Altersdiskriminierung: ein unterschätzter Tatbestand

30 Mai 2016
Handlungsfelder: Arbeit
Diskriminierungsgrund: Alter

Ein Unternehmen wurde gerichtlich verurteilt, weil es die Bewerbung eines 59-Jährigen aufgrund seines Alters abgelehnt hatte. Wenn Sie 45 Jahre oder älter sind, werden Sie auf dem Arbeitsmarkt deutlich häufiger diskriminiert. So wurde beispielsweise die Bewerbung eines 59-Jährigen ausdrücklich wegen seines Alters abgelehnt. Als reine Altersdiskriminierung wertete auch das Arbeitsgericht Gent diesen Fall. Unia begrüßt das Urteil in dieser Streitsache, die fast schon sinnbildlich für ein ernsthaftes Gesellschaftsproblem steht, das allgemein unterschätzt wird.

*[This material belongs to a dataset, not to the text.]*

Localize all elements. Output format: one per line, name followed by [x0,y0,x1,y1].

Nach Eingang einer Beschwerde von einem 59-jährigen Mann und einem fehlgeschlagenen Schlichtungsversuch zog Unia vor Gericht. Der Betroffene war nach seiner Bewerbung bei einem belgischen Unternehmen ungerecht ausgemustert worden. In einer E-Mail teilte man ihm klar und deutlich mit, dass er aufgrund seines Alters nicht in Frage komme.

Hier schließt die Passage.